В ненависти Печерину не откажешь. Он буквально пылал: «…Глыбы земли — какое-то сочувствие крови и мяса — неужели это отечество? Нет! Мое отечество там, где живет моя мысль, моя вера!»
Через четыре года после выезда из России Печерин принял католичество и умер в этой вере, вдали от родины…
Один знакомый, которому я показал рукопись, сказал: «Зачем так много имен и цитат?» Да, много. Но ведь интересно и полезно знать, что русские люди в разные времена писали о России, как любили ее, как критиковали и как ненавидели. Весьма поучительно бывает оглянуться назад, в прошлое, чтобы по-новому увидеть современность. То, что есть сегодня, не с Луны свалилось, а создавалось веками. И нынешние наши проблемы — это отголосок нерешенных старых проблем.

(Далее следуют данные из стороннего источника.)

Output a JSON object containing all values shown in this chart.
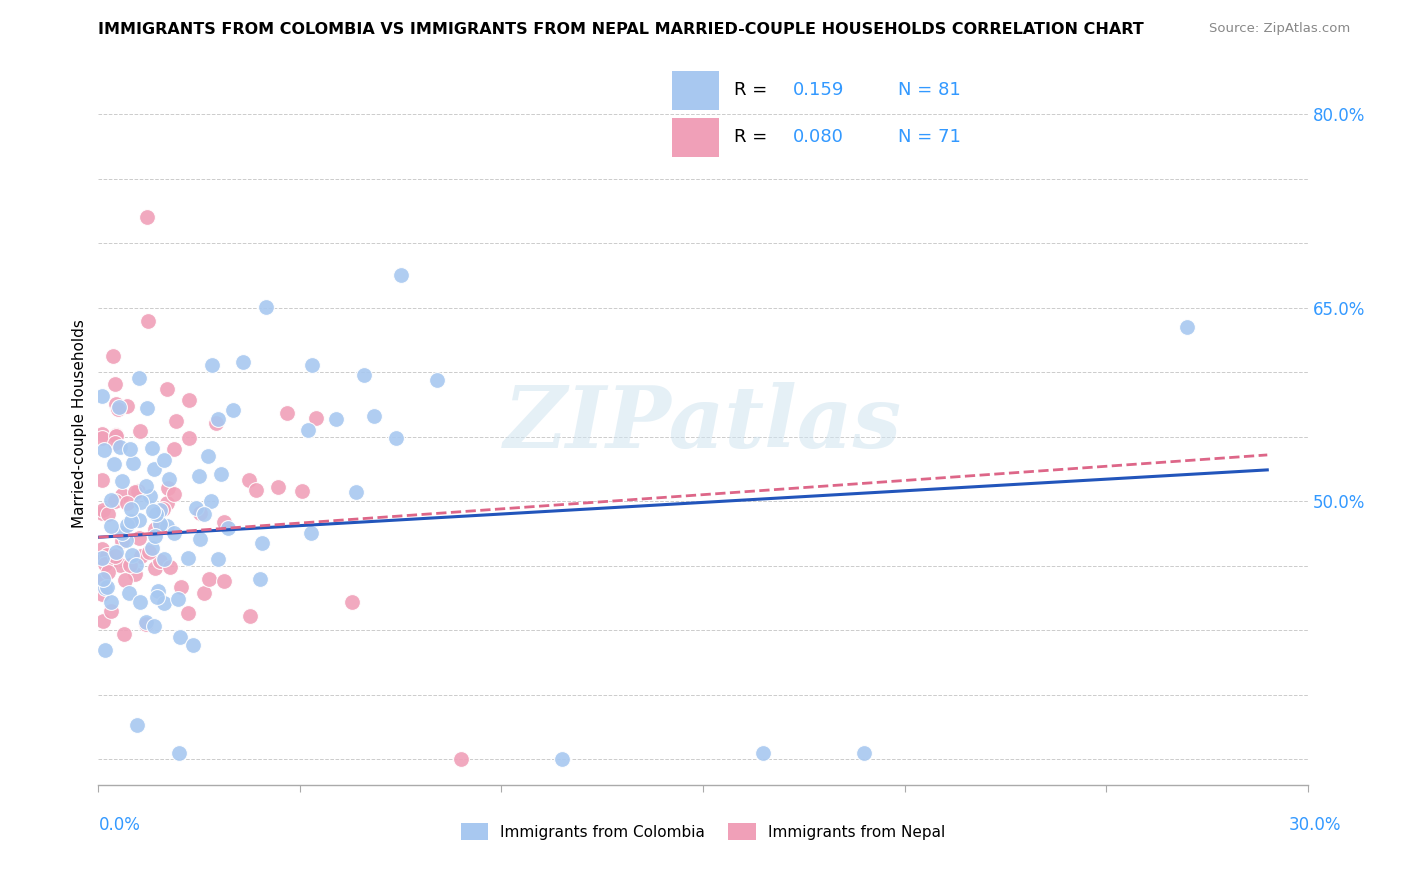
{
  "title": "IMMIGRANTS FROM COLOMBIA VS IMMIGRANTS FROM NEPAL MARRIED-COUPLE HOUSEHOLDS CORRELATION CHART",
  "source": "Source: ZipAtlas.com",
  "ylabel": "Married-couple Households",
  "xlim": [
    0.0,
    0.3
  ],
  "ylim": [
    0.28,
    0.84
  ],
  "colombia_R": 0.159,
  "colombia_N": 81,
  "nepal_R": 0.08,
  "nepal_N": 71,
  "colombia_color": "#a8c8f0",
  "nepal_color": "#f0a0b8",
  "trend_colombia_color": "#2255bb",
  "trend_nepal_color": "#dd6688",
  "watermark": "ZIPatlas",
  "background_color": "#ffffff",
  "grid_color": "#cccccc",
  "ytick_labels": [
    "",
    "",
    "",
    "",
    "50.0%",
    "",
    "",
    "65.0%",
    "",
    "",
    "80.0%"
  ],
  "ytick_vals": [
    0.3,
    0.35,
    0.4,
    0.45,
    0.5,
    0.55,
    0.6,
    0.65,
    0.7,
    0.75,
    0.8
  ],
  "label_color": "#3399ff",
  "colombia_label": "Immigrants from Colombia",
  "nepal_label": "Immigrants from Nepal"
}
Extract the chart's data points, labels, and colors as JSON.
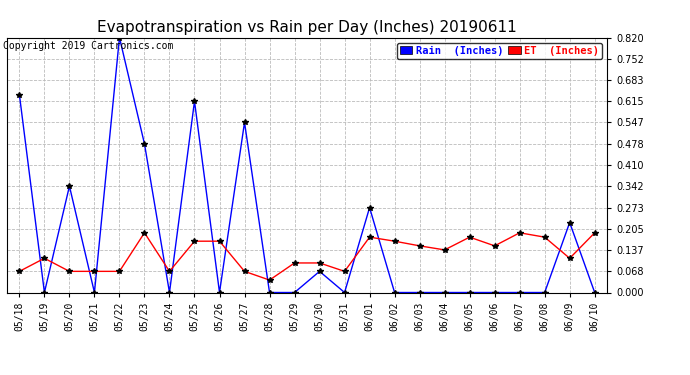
{
  "title": "Evapotranspiration vs Rain per Day (Inches) 20190611",
  "copyright": "Copyright 2019 Cartronics.com",
  "background_color": "#ffffff",
  "plot_bg_color": "#ffffff",
  "grid_color": "#bbbbbb",
  "x_labels": [
    "05/18",
    "05/19",
    "05/20",
    "05/21",
    "05/22",
    "05/23",
    "05/24",
    "05/25",
    "05/26",
    "05/27",
    "05/28",
    "05/29",
    "05/30",
    "05/31",
    "06/01",
    "06/02",
    "06/03",
    "06/04",
    "06/05",
    "06/06",
    "06/07",
    "06/08",
    "06/09",
    "06/10"
  ],
  "rain_inches": [
    0.636,
    0.0,
    0.342,
    0.0,
    0.82,
    0.478,
    0.0,
    0.615,
    0.0,
    0.547,
    0.0,
    0.0,
    0.068,
    0.0,
    0.273,
    0.0,
    0.0,
    0.0,
    0.0,
    0.0,
    0.0,
    0.0,
    0.225,
    0.0
  ],
  "et_inches": [
    0.068,
    0.11,
    0.068,
    0.068,
    0.068,
    0.192,
    0.068,
    0.165,
    0.165,
    0.068,
    0.04,
    0.095,
    0.095,
    0.068,
    0.178,
    0.165,
    0.15,
    0.137,
    0.178,
    0.15,
    0.192,
    0.178,
    0.11,
    0.192
  ],
  "rain_color": "#0000ff",
  "et_color": "#ff0000",
  "rain_label": "Rain  (Inches)",
  "et_label": "ET  (Inches)",
  "ylim": [
    0.0,
    0.82
  ],
  "yticks": [
    0.0,
    0.068,
    0.137,
    0.205,
    0.273,
    0.342,
    0.41,
    0.478,
    0.547,
    0.615,
    0.683,
    0.752,
    0.82
  ],
  "title_fontsize": 11,
  "copyright_fontsize": 7,
  "legend_fontsize": 7.5,
  "tick_fontsize": 7
}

Выезжая из России, русские попадали как бы в другой мир. Одним Запад казался приветливым и радужным, другим — угрюмым и скучным. К примеру, Денис Фонвизин после пребывания в Германии и Италии писал: «Здесь во всем генерально хуже нашего: люди, лошади, земля, изобилие в нужных съестных припасах — словом, у нас всё лучше, и мы больше люди, нежели немцы…»
Другой пример. Уже через две недели по приезде в Рим Гоголь отмечает: «Здесь мое всегдашнее пребывание, небо чудное, пью его воздух и забываю весь мир…»
В письме к Прокоповичу Гоголь пишет: «Вот мое мненье: кто был в Италии, тот скажи прощай другим землям…»
Пушкин никогда не бывал за границей. В разговоре он упомянул однажды с каким-то страданьем о Лондоне и о Париже. В первой главе «Евгения Онегина» читаем:
- Придет ли час моей свободы?
- Пора, пора! — взываю к ней;
- Брожу над морем, жду погоды,
- Маню ветрила кораблей.
- Под ризой бурь, с волнами споря,
- По вольному распутью моря
- Когда начну я вольный бег?
- Пора покинуть скучный брег
- Мне неприязненной стихии
- И средь полуденных зыбей,
- Под небом Африки моей,
- Вздыхать о сумрачной России,
- Где я страдал, где я любил,
- Где сердце я похоронил.
Виссарион Белинский, слушая толки о поездке за границу, со вздохом сказал: «Счастливцы, а нашему брату, батраку, разве во сне придется видеть Европу!..»
Бедные батраки письменного стола! Им что раньше, что теперь одинаково трудно по материальным обстоятельствам «покинуть скучный брег» родины. Другим категориям россиян было легче. По данным «Русского вестника», в 1860 году в Западной Европе побывало 275 582 русских.